One of the most important things to remember is that these machine learning systems literally exist to give you the answer you are looking for. They are trained on massive datasets of human writing and conversation, so they predict an answer based on the most likely patterns (just like when your phone predicts what word you might use next). Meaning when you ask it questions about consciousness or emotions - it will reply with a prediction about what someone would say. This of course can feel real, but what we have right now is simply the illusion of consciousness.

I think this is perhaps why people have been having such a visceral and often negative reaction to AI generated music and image creation. Because so much of creativity comes from conscious lived experience and emotion. We thought that creativity was something only a human can do.

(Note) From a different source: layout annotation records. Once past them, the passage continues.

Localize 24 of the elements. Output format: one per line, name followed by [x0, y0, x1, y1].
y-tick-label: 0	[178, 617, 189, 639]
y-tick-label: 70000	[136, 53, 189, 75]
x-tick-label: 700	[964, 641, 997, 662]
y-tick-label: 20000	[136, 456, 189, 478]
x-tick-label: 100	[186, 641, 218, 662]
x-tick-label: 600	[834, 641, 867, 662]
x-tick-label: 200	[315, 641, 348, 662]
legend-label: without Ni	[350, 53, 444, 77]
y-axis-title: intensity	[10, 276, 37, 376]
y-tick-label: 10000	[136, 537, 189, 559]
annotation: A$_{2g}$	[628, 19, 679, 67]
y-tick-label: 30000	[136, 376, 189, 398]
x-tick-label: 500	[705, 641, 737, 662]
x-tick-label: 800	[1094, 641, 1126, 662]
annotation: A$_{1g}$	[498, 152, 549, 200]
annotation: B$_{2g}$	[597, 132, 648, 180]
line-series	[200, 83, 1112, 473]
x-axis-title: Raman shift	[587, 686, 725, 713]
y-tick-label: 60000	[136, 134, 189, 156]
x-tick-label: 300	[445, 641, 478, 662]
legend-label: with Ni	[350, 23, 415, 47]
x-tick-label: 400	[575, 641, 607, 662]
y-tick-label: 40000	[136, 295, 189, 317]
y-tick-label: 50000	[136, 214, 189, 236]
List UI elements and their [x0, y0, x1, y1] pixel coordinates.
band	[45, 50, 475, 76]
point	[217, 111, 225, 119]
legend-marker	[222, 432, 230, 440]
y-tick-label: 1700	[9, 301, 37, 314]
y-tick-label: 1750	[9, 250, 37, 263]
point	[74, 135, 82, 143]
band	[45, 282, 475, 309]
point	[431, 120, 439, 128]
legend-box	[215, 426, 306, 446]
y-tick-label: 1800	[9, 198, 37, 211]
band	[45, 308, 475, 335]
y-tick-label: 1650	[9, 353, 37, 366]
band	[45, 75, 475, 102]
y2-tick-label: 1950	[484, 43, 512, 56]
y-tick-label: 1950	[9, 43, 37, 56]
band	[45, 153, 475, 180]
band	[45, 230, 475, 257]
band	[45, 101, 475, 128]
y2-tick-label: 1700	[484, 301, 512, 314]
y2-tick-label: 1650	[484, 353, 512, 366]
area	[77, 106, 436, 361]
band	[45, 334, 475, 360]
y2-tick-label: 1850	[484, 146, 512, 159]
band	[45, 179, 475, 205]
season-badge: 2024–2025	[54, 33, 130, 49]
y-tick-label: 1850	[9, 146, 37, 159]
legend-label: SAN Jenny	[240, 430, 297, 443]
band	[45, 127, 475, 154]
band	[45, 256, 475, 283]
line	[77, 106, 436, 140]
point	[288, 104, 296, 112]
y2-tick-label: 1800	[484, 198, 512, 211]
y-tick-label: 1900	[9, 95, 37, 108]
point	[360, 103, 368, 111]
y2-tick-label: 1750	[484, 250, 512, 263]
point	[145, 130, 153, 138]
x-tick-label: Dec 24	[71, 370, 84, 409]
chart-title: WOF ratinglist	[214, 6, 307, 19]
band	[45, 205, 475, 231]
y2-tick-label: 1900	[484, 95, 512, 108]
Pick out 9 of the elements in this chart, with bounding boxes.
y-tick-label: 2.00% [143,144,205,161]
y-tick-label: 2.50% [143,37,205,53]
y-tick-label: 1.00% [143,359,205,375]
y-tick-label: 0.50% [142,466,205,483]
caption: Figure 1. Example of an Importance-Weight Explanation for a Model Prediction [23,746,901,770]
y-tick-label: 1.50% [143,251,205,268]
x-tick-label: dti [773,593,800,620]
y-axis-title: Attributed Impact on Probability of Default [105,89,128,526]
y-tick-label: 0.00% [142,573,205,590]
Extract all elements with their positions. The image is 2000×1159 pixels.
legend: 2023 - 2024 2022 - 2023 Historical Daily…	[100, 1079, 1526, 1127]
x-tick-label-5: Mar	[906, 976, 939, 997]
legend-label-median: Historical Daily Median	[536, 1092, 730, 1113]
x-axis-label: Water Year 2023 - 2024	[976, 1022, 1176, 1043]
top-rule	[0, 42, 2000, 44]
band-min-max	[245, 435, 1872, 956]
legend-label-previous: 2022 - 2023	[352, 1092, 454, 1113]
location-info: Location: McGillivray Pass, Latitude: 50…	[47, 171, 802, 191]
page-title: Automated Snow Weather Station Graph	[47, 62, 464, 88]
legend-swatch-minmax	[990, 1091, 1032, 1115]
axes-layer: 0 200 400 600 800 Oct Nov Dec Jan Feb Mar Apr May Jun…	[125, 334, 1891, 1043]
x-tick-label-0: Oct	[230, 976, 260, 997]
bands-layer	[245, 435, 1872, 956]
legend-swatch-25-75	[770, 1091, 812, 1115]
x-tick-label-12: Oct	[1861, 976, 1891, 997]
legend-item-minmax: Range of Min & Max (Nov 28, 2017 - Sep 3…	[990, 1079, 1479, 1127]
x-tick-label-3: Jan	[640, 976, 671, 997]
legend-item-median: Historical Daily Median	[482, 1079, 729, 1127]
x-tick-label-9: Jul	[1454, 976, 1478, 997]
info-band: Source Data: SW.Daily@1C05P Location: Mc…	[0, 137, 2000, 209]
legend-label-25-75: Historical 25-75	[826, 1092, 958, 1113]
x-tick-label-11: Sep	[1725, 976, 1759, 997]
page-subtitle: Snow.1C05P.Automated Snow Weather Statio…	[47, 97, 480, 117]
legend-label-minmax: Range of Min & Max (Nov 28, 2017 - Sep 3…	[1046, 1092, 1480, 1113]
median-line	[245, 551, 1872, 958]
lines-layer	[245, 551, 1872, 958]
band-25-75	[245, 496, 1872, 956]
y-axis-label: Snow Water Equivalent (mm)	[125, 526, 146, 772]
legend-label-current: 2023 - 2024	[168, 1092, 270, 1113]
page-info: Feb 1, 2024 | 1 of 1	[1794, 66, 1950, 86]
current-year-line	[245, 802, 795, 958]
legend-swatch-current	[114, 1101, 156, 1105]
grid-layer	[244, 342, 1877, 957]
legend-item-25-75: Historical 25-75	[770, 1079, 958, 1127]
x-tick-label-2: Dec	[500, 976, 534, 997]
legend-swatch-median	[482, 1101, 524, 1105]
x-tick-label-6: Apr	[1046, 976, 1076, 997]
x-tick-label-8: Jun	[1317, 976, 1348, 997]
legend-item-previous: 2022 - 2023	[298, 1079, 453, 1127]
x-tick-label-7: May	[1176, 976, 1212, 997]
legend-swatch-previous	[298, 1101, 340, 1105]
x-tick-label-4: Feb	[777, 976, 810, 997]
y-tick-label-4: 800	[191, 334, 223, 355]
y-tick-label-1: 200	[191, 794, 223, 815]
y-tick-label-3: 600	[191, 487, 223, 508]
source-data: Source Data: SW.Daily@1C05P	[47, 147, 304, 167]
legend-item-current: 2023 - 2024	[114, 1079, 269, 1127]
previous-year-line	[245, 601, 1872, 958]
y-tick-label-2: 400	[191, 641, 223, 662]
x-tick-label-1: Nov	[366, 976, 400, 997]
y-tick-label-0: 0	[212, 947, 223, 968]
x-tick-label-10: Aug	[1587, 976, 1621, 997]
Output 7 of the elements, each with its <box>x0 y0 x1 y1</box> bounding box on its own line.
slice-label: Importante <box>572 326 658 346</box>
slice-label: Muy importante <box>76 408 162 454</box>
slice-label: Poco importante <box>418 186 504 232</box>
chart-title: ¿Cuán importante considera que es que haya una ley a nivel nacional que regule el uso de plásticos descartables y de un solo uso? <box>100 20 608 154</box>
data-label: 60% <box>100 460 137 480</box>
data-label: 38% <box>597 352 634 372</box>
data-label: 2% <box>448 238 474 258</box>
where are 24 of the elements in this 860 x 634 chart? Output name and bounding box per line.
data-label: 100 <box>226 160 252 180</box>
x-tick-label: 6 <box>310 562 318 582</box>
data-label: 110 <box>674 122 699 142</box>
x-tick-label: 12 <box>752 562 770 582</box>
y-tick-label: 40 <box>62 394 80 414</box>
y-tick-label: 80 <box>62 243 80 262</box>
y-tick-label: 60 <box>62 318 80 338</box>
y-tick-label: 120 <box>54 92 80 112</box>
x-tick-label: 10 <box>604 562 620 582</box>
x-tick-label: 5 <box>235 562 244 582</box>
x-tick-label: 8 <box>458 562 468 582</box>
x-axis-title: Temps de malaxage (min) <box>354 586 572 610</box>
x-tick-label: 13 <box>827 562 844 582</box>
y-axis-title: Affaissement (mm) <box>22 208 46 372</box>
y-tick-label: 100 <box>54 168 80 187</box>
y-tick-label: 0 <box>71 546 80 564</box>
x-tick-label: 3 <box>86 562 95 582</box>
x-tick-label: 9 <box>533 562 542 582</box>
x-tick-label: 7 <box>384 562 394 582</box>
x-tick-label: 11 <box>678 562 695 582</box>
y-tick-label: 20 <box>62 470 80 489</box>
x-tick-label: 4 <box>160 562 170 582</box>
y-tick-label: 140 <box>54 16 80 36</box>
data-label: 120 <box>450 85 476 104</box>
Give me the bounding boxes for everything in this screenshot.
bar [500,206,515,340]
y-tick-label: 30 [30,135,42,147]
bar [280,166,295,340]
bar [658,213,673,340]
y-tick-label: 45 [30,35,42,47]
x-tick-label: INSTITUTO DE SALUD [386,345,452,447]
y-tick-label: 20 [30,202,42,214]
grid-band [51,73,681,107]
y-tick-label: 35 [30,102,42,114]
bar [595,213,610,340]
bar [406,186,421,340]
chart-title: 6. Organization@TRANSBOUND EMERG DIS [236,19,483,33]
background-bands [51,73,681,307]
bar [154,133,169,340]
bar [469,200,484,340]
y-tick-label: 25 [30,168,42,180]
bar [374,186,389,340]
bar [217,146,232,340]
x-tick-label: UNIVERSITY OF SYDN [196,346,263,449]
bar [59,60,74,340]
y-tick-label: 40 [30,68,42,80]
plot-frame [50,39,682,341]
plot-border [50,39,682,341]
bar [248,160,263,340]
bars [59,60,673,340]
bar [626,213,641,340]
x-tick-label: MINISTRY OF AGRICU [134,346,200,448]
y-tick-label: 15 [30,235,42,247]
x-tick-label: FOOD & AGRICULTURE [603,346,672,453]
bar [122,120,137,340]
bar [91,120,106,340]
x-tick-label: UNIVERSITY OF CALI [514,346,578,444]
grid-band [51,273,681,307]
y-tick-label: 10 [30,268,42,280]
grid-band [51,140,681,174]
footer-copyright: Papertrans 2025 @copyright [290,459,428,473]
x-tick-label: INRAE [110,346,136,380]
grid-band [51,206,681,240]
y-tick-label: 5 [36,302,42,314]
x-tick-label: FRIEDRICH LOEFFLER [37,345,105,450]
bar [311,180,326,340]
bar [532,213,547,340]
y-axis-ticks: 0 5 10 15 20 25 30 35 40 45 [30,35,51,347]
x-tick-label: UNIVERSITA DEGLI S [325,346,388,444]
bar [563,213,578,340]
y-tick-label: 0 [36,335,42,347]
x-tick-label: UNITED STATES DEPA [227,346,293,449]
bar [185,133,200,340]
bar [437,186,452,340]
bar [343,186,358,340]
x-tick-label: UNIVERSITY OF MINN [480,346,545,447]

There are many things that only humans can do - but we’re only now in the process of finding out what.

Key takeaways:

  1. You’re not “not getting it”. Even the best in the game find it hard to define. AI is a suitcase word. It’s incredibly complex, ever-changing, and there is still a lot we don’t know.
  2. AI is being democratised which is partly why the hype is so big (eg. through generative AI tools like ChatGPT and Midjourney).
  3. Everything we have seen so far has been ANI (Artifical Narrow Intelligence) AGI (Artificial General Intelligence) doesn’t exist yet.
  4. There’s two ways of thinking about AI, as a tool and as a being.
  5. AI does not have sentience and cannot have emotions, if AI shows emotion it is synthetic emotion that it has been trained to simulate. Even IF(!!) AGI is developed and we create super-intelligent machines, it still doesn’t mean they will have sentience.
  6. Worrying about AI taking over the world is as helpful as worrying about overpopulation on Mars.